Career Profile: Air Force Aerospace Ground Equipment Technician
It's pretty natural, when you think of jobs in the Air Force, to assume everyone's out there either flying or fixing planes. But planes can't be kept running on the flight line through sheer willpower: Aircraft maintainers have their tools, and those tools, too, must have their own maintainers.
Enter aerospace ground equipment (AGE) technicians, flying (figuratively, of course) under the motto, "No air power without ground power."
Duties and Responsibilities
"Without AGE equipment, our planes would be nothing more than paperweights," is the Air Force recruiting website's artful summary of this career field's importance. AGE techs are mechanics and electricians charged with maintaining the equipment used on the ground to keep planes in tip-top shape, including "generator sets, air conditioners, hydraulic test stands, air compressors, bomb lifts, [and] heaters."
A high school diploma is necessary to get into the Air Force, but the ideal candidate for AGE technician school will specifically have a background in science and industrial arts courses, according to the Air Force Enlisted Classification Manual (PDF.) The Air Force site also recommends a future AGE technician is probably someone interested in electronics, mechanics, and computer science.
Before shipping off to boot camp, of course, potential enlistees take the Armed Services Vocational Aptitude Battery (ASVAB.) To get into the AGE field, you'll need to score at least 47 in the Air Force's mechanical aptitude category and 28 in electronics aptitude. (Mechanical aptitude tallies the ASVAB's general science, mechanical comprehension, and auto/shop sections while electronics aptitude considers your performance in general science, arithmetic reasoning, mathematics knowledge, and electronics information combined.)
AGE technicians also need to demonstrate normal color vision during an entry physical, due to all the Christmas-tree colored wires they have to work with.
Assuming you're a big tough smarty-pants, you can expect your career as an AGE technician to begin with a rough total of five months in training. That begins, of course, with eight weeks of basic training at Lackland Air Force Base in Texas.
Then comes about three months (95 days) of technical school with the "Hellcats" at the 361st Training Squadron at Sheppard Air Force Base, also conveniently in Texas. (Enjoy some barbeque while you're there, though I have no idea if it's as good in the mess hall as out in town.) According to a 2010 public affairs piece by Airman 1st Class Adawn Kelsey, there are 17 phases in the AGE course, beginning with basic electronics theory and moving on to "work with about 12 different types of equipment throughout the course."

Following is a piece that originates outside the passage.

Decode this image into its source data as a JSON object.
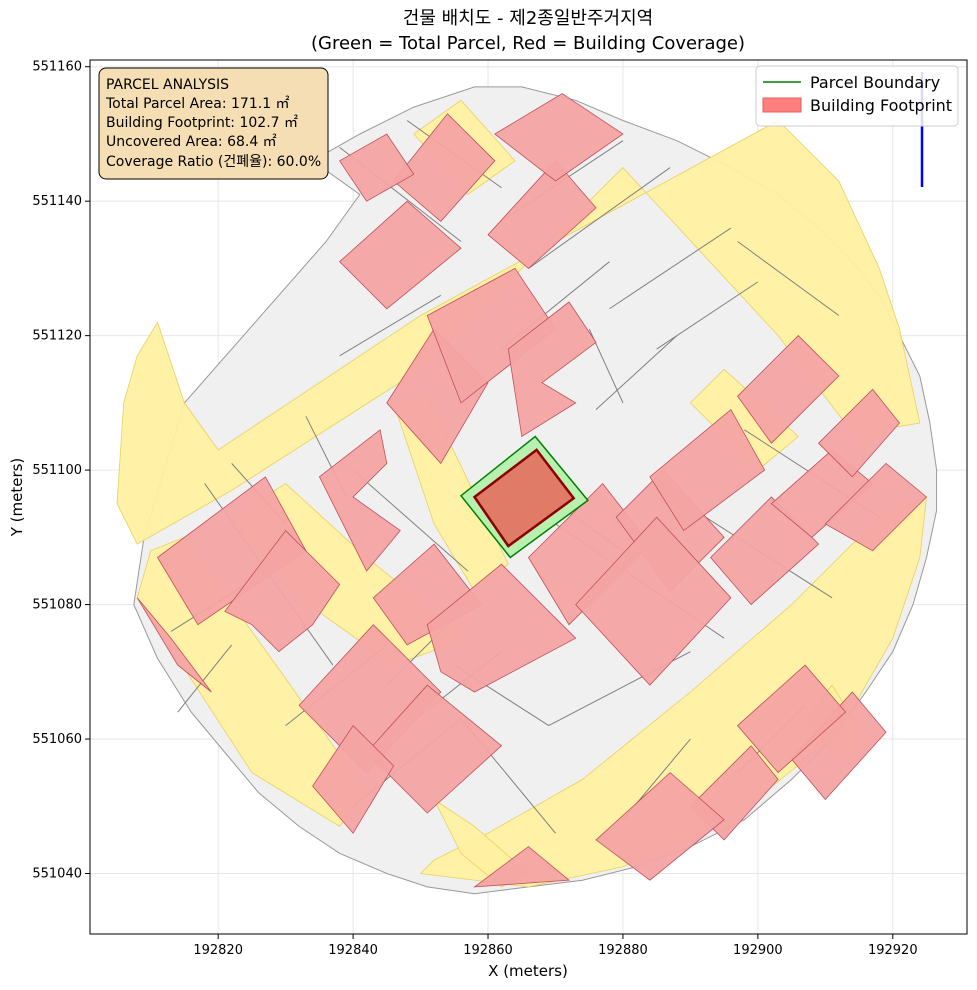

The Air Force recruiting website claims their AGE technician course is worth 36 college credits toward studies in aerospace ground equipment technology, but I advise against getting your hopes up that high. Schools may offer equivalency for military training, but 36 is a pretty ambitious number for a three-month course, especially compared to what's normally recommended by the American Council on Education (ACE) Military Guide for entry-level training. Of course, ACE conveniently has no listing for the AGE apprentice course, so take this all as well-meaning speculation.
Certifications and Career Outlook
The Community College of the Air Force (CCAF) Credentialing and Education Research Tool (CERT) recommends a few national professional certifications that may incorporate and enhance AGE technicians' skills:
- Refrigerant Reclamation Technician
- Certified Manager
- Certified Aerospace Technician
There's no mention over at CCAF about Air Force funding for any of these programs, although the certifying agencies might allow some Air Force training and experience to help fulfill license requirements. CCAF also offers an associate degree program for AGE technology.
CCAF also advises airmen in the AGE field that their closest equivalent career path after returning to the civilian world is installing and repairing heating, air conditioning, and/or refrigeration equipment. The Bureau of Labor and Statistics claims the field commanded a median annual salary of $45,540 in 2018, and projects it will grow "[m]uch faster than average" through 2020.